Wenn nicht der Papa was dann?
Es gibt unterschiedliche Betrachtungsweisen, dies steht ganz ausser Zweifel.
So grau wie Du glaubst, ist diese Theorie ganz und gar nicht.
In einer Zeit wo das "wissenschaftlich Beweisbare" zum Credo geworden ist - auch hier geht's vorwiegend um Glauben und nicht um Wissen - wo bald nur noch das Sichtbare und Oberflächliche zählt, das Unsichtbare und Tiefere hingegen als eben "wissenschaftlich nicht beweisbar" und somit inexistent gilt, muss nicht verwundern, dass die von PdF niedergeschriebenen Aussagen von vielen einfach nicht verstanden werden können.
Wer sich eingehender mit Parapsychologie, und dies nach vorgängigen einschlägigen Erfahrungen, beschäftigt, wird eine ganz andere Sicht der Dinge erhalten, als uns der "Mainstream" von Wissenschaft, Medizin, Politik usw. usf. weismachen will.
Letztendlich lässt sich das allermeiste Gesagte auf die einfache Gleichung "Angst zu Sterben = Angst zu Leben" reduzieren.

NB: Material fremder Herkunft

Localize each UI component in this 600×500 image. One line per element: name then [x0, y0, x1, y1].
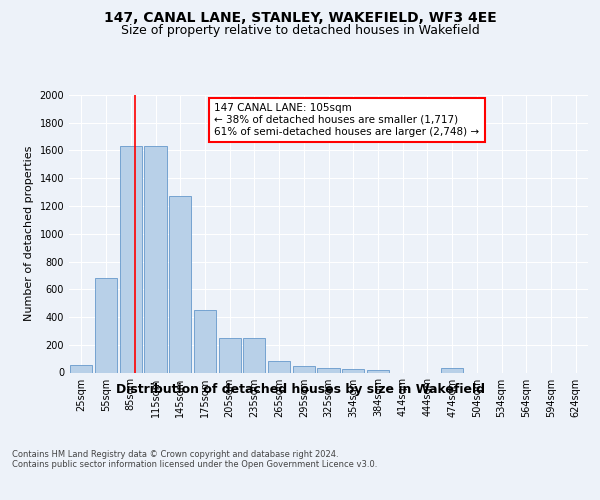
Bar — [441, 368, 463, 372]
Y-axis label: Number of detached properties: Number of detached properties — [24, 146, 34, 322]
Bar — [218, 338, 241, 372]
Text: Size of property relative to detached houses in Wakefield: Size of property relative to detached ho… — [121, 24, 479, 37]
Bar — [367, 370, 389, 372]
Bar — [145, 146, 167, 372]
Bar — [293, 366, 315, 372]
Bar — [169, 196, 191, 372]
Bar — [95, 278, 117, 372]
Bar — [342, 369, 364, 372]
Bar — [243, 338, 265, 372]
Text: Distribution of detached houses by size in Wakefield: Distribution of detached houses by size … — [115, 382, 485, 396]
Text: 147 CANAL LANE: 105sqm
← 38% of detached houses are smaller (1,717)
61% of semi-: 147 CANAL LANE: 105sqm ← 38% of detached… — [214, 104, 479, 136]
Text: 147, CANAL LANE, STANLEY, WAKEFIELD, WF3 4EE: 147, CANAL LANE, STANLEY, WAKEFIELD, WF3… — [104, 11, 496, 25]
Bar — [70, 365, 92, 372]
Text: Contains HM Land Registry data © Crown copyright and database right 2024.
Contai: Contains HM Land Registry data © Crown c… — [12, 450, 377, 469]
Bar — [317, 368, 340, 372]
Bar — [119, 146, 142, 372]
Bar — [268, 362, 290, 372]
Bar — [194, 310, 216, 372]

Leben auf die Dauer der rein physischen Existenz auf diesem Planeten reduzieren zu wollen greift einfach zu kurz. Auf dieser Basis lässt sich das Phänomen Leben nicht verstehen und gesundheitliche Disharmonien somit auch nicht adäquat in Harmonie (= Gesundheit / Heil-Sein) wandeln.

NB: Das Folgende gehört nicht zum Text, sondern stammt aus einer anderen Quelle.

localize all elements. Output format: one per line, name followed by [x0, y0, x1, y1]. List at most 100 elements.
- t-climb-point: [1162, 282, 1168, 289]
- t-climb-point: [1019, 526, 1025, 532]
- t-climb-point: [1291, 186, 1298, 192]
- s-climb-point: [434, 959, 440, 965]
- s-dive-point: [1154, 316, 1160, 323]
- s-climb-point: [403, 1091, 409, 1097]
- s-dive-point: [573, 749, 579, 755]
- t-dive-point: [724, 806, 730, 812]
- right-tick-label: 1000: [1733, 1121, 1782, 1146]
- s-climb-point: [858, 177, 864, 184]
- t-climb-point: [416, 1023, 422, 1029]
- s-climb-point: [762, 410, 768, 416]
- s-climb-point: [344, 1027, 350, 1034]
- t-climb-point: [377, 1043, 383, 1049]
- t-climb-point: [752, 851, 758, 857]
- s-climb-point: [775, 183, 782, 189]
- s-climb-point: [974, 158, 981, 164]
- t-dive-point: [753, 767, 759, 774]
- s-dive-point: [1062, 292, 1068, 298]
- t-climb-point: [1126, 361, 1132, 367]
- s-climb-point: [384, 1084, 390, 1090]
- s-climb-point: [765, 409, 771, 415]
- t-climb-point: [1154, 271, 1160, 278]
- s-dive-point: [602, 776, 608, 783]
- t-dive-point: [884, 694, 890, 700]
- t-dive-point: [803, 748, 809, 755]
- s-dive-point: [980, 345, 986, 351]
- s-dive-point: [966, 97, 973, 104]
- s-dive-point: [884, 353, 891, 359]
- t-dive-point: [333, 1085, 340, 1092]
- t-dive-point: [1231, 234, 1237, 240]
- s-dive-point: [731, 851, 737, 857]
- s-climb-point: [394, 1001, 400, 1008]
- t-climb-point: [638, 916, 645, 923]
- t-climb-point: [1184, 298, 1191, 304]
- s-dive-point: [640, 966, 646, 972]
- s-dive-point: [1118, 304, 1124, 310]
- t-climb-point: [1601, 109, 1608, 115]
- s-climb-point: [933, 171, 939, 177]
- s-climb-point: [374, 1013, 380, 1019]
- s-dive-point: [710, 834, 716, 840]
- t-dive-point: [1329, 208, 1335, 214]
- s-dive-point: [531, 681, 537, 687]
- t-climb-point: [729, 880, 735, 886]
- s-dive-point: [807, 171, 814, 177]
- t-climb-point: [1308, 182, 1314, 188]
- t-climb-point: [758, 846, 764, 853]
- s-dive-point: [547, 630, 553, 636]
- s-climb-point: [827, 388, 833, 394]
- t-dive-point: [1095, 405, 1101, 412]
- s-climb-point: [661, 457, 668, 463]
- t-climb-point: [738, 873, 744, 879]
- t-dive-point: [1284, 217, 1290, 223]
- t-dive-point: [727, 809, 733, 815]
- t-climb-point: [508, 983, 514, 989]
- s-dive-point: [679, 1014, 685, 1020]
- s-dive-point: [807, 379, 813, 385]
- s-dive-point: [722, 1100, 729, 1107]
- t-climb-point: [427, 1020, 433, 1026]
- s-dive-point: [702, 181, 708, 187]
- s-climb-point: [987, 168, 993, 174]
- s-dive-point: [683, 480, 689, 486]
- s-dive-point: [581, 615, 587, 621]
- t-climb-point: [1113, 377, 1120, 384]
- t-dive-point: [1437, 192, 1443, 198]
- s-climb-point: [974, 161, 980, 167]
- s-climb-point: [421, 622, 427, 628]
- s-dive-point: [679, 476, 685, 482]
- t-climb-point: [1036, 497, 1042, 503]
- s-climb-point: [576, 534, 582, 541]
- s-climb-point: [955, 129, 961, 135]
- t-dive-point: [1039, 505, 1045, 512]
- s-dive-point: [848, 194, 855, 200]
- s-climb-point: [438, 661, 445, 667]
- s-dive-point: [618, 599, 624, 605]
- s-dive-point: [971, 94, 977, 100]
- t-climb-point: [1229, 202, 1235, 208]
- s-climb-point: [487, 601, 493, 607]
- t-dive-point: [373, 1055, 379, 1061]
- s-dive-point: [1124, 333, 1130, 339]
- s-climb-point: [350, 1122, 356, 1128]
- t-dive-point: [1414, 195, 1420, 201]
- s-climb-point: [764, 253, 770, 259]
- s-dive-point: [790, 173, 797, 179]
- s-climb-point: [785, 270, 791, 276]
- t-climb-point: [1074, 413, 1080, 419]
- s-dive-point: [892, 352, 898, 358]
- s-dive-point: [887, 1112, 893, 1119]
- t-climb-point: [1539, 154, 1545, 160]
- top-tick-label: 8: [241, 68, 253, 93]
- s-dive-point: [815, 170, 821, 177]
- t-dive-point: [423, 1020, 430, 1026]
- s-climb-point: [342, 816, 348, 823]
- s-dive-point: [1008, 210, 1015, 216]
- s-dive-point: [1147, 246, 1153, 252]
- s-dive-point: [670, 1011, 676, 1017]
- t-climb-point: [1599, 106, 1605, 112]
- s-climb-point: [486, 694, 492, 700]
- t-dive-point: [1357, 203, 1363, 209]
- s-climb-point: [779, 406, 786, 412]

Meine Erfahrung ist die, dass sich manch ein Leiden auf unglaublich einfache Art und Weise heilt und dass der grösste Heilung verhindernde Faktor der eigene Verstand, das mangelnde Vertrauen ins Leben und somit in sich selber ist.

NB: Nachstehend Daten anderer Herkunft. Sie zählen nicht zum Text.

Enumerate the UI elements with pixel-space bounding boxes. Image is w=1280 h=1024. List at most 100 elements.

Selbstverständlich habe auch ich dankbar Antibiotika angewandt, wie ich eine Blutvergiftung hatte, und selbstverständlich liess auch ich mich an den Bändern operieren - mangels anderer Möglichkeiten. Dies wiederum heisst aber nicht, dass es nicht andere Möglichkeiten gäbe, wie ich inzwischen da und dort und zum Teil persönlich erfahren durfte.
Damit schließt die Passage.